Amos Yee, 16, was jailed for three weeks for wounding religious feelings in an expletive-laden YouTube video comparing Lee Kuan Yew to Jesus, which was posted after the independence leader's death in March.
He also received a one-week jail term for posting an obscene drawing of Lee and former British Prime Minister Margaret Thatcher.
District Court judge Jasvender Kaur backdated the sentence to June 2, when Yee was already in remand, saying the offences "were not serious in nature but not trivial either".
Yee, who was earlier shackled on his hands and feet in court, looked dazed and frightened as he left the court. He did not speak to reporters.
Yee's lawyer Alfred Dodwell told reporters his client wants to appeal the conviction.
Yee had faced an extended period behind bars. The maximum penalty for wounding racial or religious feelings is three years.
Rights groups criticised the city-state for arresting Yee and sympathisers staged rallies in Singapore, Hong Kong and Taiwan to demand the boy's freedom ahead of the sentencing.
Phil Robertson, deputy director of Human Rights Watch's Asia division, told AFP he saw the backdated sentence as a "face-saving way for Singapore to say they were not wrong for prosecuting him when in fact the whole world community knows that they were".
A spokeswoman for Singapore's Attorney General's Chambers (AGC) rebutted criticism from Robertson and other international rights activists that the city-state was curtailing freedom of speech by prosecuting Yee.
"This case is not about freedom of expression. It is about the abuse of such freedom. Unbridled speech without limits does not exist in any known society," she told AFP.
- A promise not to reoffend -
Prosecutors said Yee had breached his bail conditions, rejected probation and spurned suggestions that he voluntarily undergo psychiatric evaluation.
They said a shift in Yee's attitude was a key reason for their decision to withdraw their earlier call for him to be sent to a reform institution, where he would have had to stay for at least 18 months.

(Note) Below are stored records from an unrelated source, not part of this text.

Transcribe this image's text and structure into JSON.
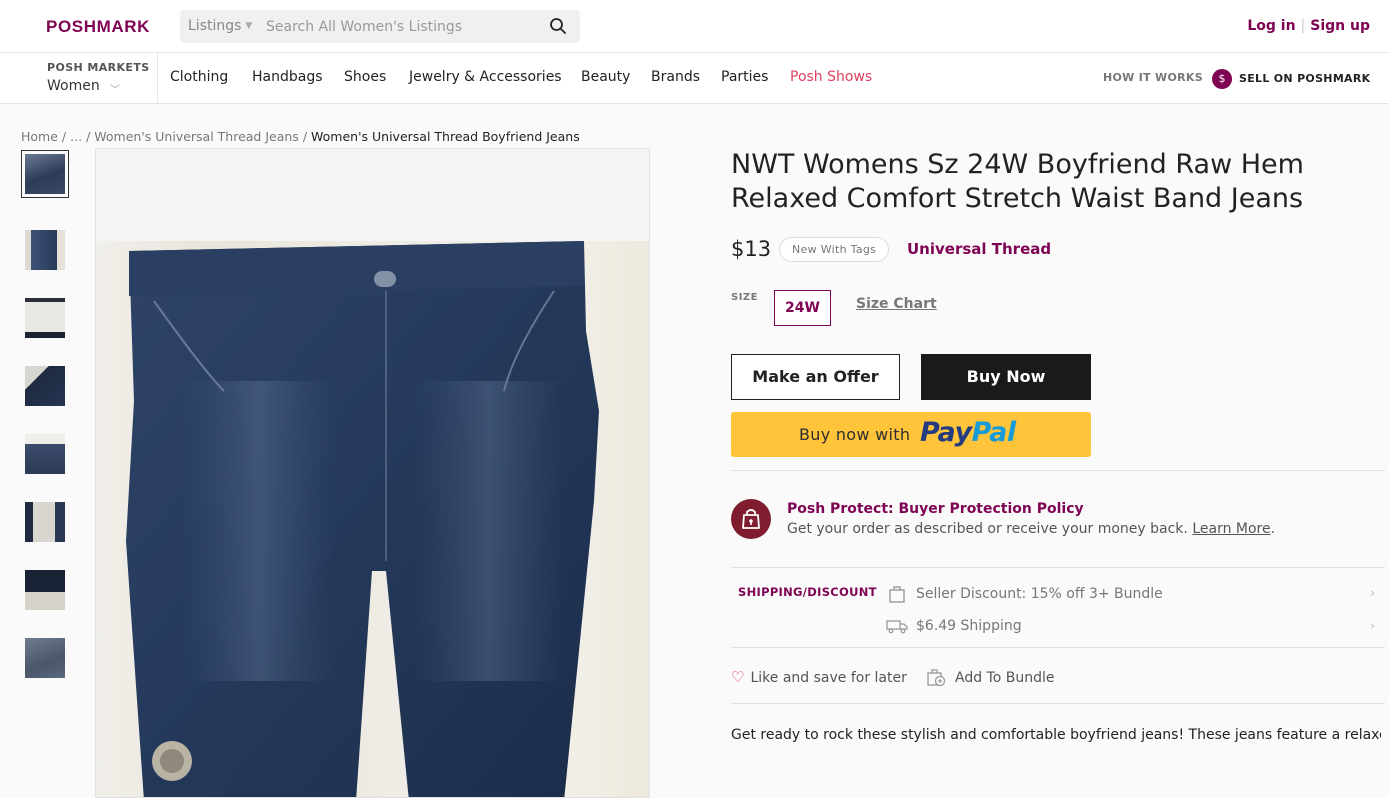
{
  "header": {
    "logo": "POSHMARK",
    "search": {
      "scope": "Listings",
      "placeholder": "Search All Women's Listings"
    },
    "login": "Log in",
    "signup": "Sign up"
  },
  "nav": {
    "markets_label": "POSH MARKETS",
    "markets_value": "Women",
    "items": [
      "Clothing",
      "Handbags",
      "Shoes",
      "Jewelry & Accessories",
      "Beauty",
      "Brands",
      "Parties",
      "Posh Shows"
    ],
    "how_it_works": "HOW IT WORKS",
    "sell": "SELL ON POSHMARK",
    "sell_badge": "$"
  },
  "breadcrumb": {
    "items": [
      "Home",
      "...",
      "Women's Universal Thread Jeans"
    ],
    "current": "Women's Universal Thread Boyfriend Jeans"
  },
  "listing": {
    "title": "NWT Womens Sz 24W Boyfriend Raw Hem Relaxed Comfort Stretch Waist Band Jeans",
    "price": "$13",
    "condition": "New With Tags",
    "brand": "Universal Thread",
    "size_label": "SIZE",
    "size": "24W",
    "size_chart": "Size Chart",
    "description": "Get ready to rock these stylish and comfortable boyfriend jeans! These jeans feature a relaxed fit,"
  },
  "actions": {
    "offer": "Make an Offer",
    "buy": "Buy Now",
    "paypal_prefix": "Buy now with",
    "paypal_logo_1": "Pay",
    "paypal_logo_2": "Pal"
  },
  "protect": {
    "title": "Posh Protect: Buyer Protection Policy",
    "desc": "Get your order as described or receive your money back.",
    "learn_more": "Learn More",
    "period": "."
  },
  "shipping": {
    "label": "SHIPPING/DISCOUNT",
    "discount": "Seller Discount: 15% off 3+ Bundle",
    "cost": "$6.49 Shipping"
  },
  "social": {
    "like": "Like and save for later",
    "bundle": "Add To Bundle"
  },
  "colors": {
    "brand": "#7f0353",
    "posh_shows": "#e0405e",
    "paypal_button": "#ffc43a"
  },
  "thumbnails_count": 8
}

They noted that the teenager has removed the offending materials.
Yee's case gained international attention after critics of the long-ruling People's Action Party, co-founded by Lee Kuan Yew, said he was a victim of censorship and excessive punishment.

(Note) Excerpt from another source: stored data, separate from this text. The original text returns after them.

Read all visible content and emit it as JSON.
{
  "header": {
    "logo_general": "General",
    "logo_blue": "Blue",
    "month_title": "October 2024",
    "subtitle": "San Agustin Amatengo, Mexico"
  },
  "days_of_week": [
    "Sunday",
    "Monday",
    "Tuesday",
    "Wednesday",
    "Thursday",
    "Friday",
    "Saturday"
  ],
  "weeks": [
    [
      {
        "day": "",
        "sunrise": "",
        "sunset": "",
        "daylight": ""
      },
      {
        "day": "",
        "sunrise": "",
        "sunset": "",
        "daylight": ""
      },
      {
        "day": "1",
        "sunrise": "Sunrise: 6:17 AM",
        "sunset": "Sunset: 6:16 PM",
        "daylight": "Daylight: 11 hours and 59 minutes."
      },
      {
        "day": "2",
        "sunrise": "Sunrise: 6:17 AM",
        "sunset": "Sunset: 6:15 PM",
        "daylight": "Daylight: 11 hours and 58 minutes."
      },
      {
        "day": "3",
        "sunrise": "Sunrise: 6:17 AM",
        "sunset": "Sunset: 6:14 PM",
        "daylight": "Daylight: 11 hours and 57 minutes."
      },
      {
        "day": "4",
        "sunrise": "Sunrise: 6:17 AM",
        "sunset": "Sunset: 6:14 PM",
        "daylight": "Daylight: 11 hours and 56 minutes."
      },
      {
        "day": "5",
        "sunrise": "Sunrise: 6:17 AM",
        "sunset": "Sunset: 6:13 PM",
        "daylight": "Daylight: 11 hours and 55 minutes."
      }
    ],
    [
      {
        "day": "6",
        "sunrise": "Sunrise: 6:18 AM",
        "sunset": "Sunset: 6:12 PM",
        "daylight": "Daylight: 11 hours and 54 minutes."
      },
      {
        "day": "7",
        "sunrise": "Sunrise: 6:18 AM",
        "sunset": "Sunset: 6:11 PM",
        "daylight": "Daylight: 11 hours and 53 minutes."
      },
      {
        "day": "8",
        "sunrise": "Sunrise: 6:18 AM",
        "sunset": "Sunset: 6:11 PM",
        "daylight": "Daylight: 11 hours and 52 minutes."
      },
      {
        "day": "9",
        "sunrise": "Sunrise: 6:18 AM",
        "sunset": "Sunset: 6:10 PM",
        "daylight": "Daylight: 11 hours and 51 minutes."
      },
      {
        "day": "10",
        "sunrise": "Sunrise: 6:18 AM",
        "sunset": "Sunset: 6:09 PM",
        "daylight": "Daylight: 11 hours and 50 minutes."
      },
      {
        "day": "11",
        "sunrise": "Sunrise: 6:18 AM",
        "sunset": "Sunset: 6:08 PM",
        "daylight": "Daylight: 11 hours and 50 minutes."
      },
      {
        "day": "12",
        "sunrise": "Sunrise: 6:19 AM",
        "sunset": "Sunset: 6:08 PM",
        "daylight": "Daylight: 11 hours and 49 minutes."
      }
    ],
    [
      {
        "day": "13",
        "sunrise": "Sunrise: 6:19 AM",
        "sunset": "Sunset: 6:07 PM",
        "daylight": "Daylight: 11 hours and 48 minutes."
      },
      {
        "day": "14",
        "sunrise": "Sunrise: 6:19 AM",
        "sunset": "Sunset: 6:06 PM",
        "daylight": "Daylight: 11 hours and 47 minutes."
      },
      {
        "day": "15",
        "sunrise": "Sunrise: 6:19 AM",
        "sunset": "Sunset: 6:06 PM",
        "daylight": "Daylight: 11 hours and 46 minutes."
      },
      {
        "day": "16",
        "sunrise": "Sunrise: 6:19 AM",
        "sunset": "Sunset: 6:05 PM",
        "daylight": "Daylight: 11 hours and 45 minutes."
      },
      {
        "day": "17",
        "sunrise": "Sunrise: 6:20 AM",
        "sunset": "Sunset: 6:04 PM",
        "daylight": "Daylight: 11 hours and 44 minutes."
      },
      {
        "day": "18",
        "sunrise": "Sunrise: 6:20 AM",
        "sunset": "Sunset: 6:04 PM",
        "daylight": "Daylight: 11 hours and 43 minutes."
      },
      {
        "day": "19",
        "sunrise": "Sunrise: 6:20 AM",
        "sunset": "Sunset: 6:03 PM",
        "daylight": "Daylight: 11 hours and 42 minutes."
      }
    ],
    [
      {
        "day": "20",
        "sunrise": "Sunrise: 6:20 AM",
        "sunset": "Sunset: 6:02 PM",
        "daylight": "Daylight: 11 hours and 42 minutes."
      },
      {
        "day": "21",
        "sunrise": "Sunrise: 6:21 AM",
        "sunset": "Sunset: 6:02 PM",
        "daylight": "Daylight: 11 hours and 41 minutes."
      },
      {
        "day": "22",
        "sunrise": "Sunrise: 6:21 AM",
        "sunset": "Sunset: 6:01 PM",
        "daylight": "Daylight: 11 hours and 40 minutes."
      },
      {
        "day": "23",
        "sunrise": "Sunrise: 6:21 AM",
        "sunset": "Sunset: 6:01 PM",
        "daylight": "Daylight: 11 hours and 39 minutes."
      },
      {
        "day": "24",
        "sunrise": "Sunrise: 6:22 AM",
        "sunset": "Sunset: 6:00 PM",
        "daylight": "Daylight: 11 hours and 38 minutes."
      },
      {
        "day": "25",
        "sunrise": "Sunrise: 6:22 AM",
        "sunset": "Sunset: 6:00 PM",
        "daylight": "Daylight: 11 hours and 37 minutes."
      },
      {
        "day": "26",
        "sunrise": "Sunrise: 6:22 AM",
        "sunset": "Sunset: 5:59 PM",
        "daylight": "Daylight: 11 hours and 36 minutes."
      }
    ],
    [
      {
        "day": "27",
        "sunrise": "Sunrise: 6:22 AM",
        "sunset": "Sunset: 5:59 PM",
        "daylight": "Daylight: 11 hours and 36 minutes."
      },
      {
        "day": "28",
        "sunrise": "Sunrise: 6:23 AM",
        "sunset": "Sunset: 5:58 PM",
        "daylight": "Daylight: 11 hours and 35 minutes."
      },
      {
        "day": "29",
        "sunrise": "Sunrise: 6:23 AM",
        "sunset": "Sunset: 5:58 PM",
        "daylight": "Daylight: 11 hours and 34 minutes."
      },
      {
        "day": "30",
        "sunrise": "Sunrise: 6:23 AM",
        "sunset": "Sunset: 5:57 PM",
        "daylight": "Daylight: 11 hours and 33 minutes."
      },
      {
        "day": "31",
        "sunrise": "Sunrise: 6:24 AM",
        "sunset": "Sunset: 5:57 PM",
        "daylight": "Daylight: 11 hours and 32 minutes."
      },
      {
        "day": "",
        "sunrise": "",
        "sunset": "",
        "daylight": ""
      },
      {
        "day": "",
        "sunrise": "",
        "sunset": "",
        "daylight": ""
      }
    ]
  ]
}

It has divided public opinion in the city-state, with many attacking Yee for insulting both Christianity and the nation's revered founding father, who was given a hero's funeral on March 29.

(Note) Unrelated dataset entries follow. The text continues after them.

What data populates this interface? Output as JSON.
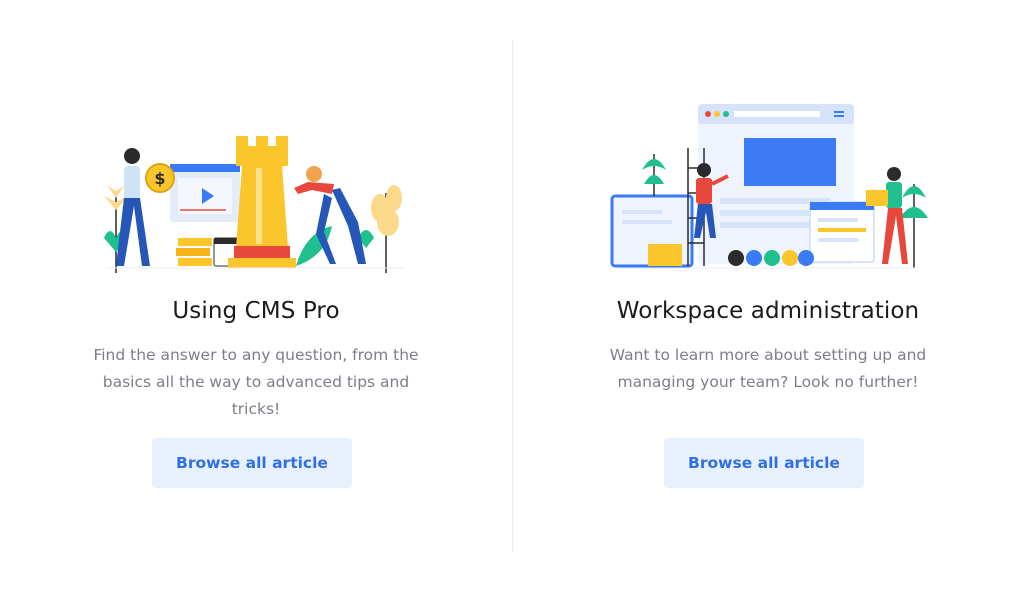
{
  "cards": [
    {
      "title": "Using CMS Pro",
      "description": "Find the answer to any question, from the basics all the way to advanced tips and tricks!",
      "button_label": "Browse all article",
      "illustration": "chess-rook-business-illustration"
    },
    {
      "title": "Workspace administration",
      "description": "Want to learn more about setting up and managing your team? Look no further!",
      "button_label": "Browse all article",
      "illustration": "team-website-building-illustration"
    }
  ],
  "colors": {
    "accent": "#2f6fe6",
    "button_bg": "#e9f0fd",
    "title": "#1b1b1f",
    "text": "#7c7f88",
    "yellow": "#fbc52c",
    "green": "#1fbf8f",
    "red": "#e8483b"
  }
}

But 77 Singaporean intellectuals, artists and activists Saturday criticised what they called the government's "harsh" reaction to Yee's acts in an open letter to Prime Minister Lee Hsien Loong, the former leader's son.
The AGC, the state prosecution arm, put the blame on Yee.
"Under our laws, lines are drawn against acts that deliberately wound religious feelings and against the publication of images that have a tendency to deprave and corrupt. Amos Yee crossed those lines with deliberation and calculation. His actions led to his conviction," the AGC spokeswoman said.